Jizo is the Japanese name of one of the most popular bodhisattvas in Japan and is usually used in conjunction with the honorifics O and sama. Jizo statues are a familiar sight along roadsides in Japan. The Jizo bodhisattva originated in India and was introduced into Heian-period Japan from Tang China. Veriation of Jizo became at a time when the end of the world, epitomized by the Buddhist concept of mappo, was thought to be near. Because of the bodhisattva's vow to aid all those who suffer, Jizo quickly became popular among the court nobility and later the common people. It was believed that in the long, long period of time between Sakyamuni's death and the advent of Nyorai, the Buddha of the future, only Jizo remained to protect and save humanity.
Later, with the advent of Kamakura Buddhism, the nobility's veneration of Jizo began to wane, but the common people retained their faith, and figures of Jizo came to be placed at village boundaries, crossroads, and along roadsides. The fond appellation, Ojizo-sama, is believed to have taken hold around this time, particularly because Jizo was thought to have a special affinity for children.

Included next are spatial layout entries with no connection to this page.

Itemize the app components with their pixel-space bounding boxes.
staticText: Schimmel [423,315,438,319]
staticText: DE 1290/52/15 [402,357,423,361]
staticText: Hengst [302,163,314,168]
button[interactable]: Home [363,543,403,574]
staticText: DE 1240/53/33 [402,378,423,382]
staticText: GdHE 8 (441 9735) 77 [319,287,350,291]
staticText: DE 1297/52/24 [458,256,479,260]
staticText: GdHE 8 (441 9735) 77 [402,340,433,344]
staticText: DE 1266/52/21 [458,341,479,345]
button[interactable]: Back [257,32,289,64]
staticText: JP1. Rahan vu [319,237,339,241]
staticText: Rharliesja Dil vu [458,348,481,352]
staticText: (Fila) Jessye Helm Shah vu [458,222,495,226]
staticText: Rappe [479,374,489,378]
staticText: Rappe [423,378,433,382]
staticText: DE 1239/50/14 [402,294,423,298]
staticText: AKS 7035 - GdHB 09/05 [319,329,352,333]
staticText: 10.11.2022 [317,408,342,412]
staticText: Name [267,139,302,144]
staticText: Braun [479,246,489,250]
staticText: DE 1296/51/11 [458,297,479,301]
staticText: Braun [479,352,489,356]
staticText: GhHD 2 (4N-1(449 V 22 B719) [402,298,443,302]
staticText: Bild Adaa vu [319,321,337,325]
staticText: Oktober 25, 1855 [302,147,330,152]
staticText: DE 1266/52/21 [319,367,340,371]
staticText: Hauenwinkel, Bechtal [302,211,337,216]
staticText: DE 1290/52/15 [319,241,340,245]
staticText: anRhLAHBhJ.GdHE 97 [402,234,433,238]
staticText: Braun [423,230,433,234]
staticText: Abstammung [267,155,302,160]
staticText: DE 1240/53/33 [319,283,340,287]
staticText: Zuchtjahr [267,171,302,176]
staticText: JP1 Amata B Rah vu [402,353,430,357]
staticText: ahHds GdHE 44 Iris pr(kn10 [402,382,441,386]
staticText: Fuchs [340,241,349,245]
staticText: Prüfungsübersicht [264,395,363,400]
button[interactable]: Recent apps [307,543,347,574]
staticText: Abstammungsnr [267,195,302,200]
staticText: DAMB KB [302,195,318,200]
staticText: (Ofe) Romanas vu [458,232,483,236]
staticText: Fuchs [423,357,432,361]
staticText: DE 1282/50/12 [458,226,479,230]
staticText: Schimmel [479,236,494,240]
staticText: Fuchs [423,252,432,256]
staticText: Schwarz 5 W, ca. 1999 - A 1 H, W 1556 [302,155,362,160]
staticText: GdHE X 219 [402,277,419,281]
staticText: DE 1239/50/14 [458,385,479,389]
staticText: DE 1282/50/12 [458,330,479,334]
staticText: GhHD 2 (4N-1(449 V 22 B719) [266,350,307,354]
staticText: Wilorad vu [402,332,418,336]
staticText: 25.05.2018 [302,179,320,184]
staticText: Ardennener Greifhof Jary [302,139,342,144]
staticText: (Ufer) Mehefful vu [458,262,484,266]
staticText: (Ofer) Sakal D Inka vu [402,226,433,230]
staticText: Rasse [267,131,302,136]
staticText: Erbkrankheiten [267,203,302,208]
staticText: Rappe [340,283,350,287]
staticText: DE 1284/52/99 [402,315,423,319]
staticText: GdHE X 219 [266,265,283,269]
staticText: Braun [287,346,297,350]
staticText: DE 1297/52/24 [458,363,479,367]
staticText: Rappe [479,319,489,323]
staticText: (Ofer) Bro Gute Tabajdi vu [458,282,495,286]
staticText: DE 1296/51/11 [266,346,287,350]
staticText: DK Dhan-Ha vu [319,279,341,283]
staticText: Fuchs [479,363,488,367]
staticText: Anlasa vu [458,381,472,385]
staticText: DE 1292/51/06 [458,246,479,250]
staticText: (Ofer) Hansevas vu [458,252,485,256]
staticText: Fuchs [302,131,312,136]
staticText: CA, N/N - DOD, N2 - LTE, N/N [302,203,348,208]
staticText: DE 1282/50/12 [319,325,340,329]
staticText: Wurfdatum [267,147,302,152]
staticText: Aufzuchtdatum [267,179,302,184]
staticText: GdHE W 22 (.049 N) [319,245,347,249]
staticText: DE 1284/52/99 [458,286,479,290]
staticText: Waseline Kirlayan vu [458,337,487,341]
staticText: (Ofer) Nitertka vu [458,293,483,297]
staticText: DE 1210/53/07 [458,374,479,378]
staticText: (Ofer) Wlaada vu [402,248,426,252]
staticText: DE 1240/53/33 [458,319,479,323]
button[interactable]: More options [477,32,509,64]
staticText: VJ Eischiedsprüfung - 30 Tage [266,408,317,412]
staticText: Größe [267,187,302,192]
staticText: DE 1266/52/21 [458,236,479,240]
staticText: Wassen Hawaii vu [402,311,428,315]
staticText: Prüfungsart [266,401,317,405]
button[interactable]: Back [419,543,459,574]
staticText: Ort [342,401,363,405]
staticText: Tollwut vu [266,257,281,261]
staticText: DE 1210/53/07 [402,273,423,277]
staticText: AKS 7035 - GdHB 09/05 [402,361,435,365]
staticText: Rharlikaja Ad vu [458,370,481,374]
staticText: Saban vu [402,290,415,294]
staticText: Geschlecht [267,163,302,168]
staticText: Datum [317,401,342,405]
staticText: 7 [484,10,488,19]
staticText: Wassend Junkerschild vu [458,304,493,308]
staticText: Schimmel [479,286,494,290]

Figures of Jizo are often dressed with a bib. This practice is believed to have begun when grieving parents who had lost a child put the deceased child's bib on a Jizo statue in the hope that he would protect their child in the other world. Related to this is the custom of Jizo-bon, an event to commemorate Jizo as the protector of children, which began in Kyoto and spread to the surrounding Kinki region sometime in the Edo period(1603-1867). Jizo-bon is a time for children to honor Jizo, but it is also celebrated as a festival for children. There are more than 5,000 statues of Jizo in Kyoto alone.
Reference:Hayami Tasuku, Kannon, Jizo, Fudo. Kodansha, 1996.